Posto isto, só poderemos concluir que a não é a impor austeridade que se irão resolver os problemas do país. Nunca esquecer que o pacote de medidas levado a cabo a partir de 2002, ao contrário de ter trazido a abundância e o crescimento, só está a levar o país ainda mais para o abismo, tanto a nível económico como a nível orçamental e que é urgente apresentar outro tipo de medidas e de políticas de resolução dos problemas que não passem pela austeridade e pelo popularmente conhecido como “apertar do cinto”, que na prática, só irão empobrecer ainda mais quem menos tem e enriquecer ainda mais quem não é afectado por crises económicas.
É preciso afirmar abertamente que mais austeridade e mais contenção só irão trazer mais miséria e mais sofrimento ao cidadão comum, como têm trazido até agora, ao contrário da prometida e sempre adiada prosperidade.
É urgente que os portugueses tomem consciência disto mesmo e que não se deixem enganar como no passado recente.
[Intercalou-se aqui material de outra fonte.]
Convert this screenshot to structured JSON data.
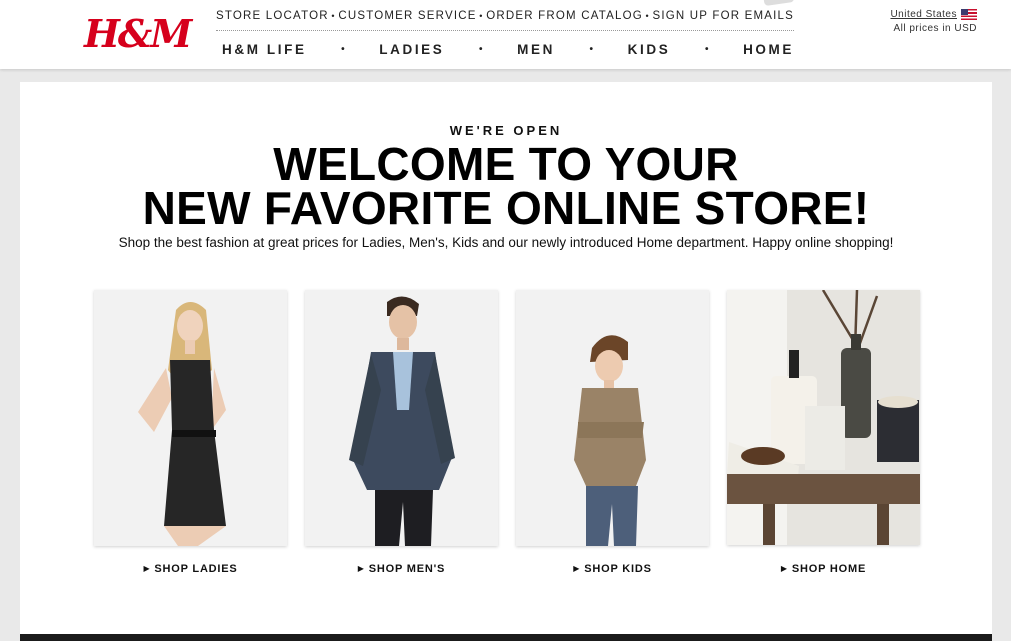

É igualmente urgente que se tomem medidas de promoção do investimento, do emprego com direitos e do combate à fraude e à evasão fiscal, escandalosamente efectuada por quem mais tem. Só assim resolveremos o problema do défice e só assim caminharemos para uma mais justa distribuição da riqueza, acompanhada da tão desejada e merecida prosperidade económica de todos. Caso o Governo socialista liderado por José Sócrates anuncie medidas de contenção e de austeridade, estará a cometer os mesmos erros cometidos pelos governos PSD-CDS/PP, fazendo com que nada os distinga, sendo de lembrar que no passado dia 20 de Fevereiro os portugueses votaram para que algo mudasse, não para ficar tudo na mesma...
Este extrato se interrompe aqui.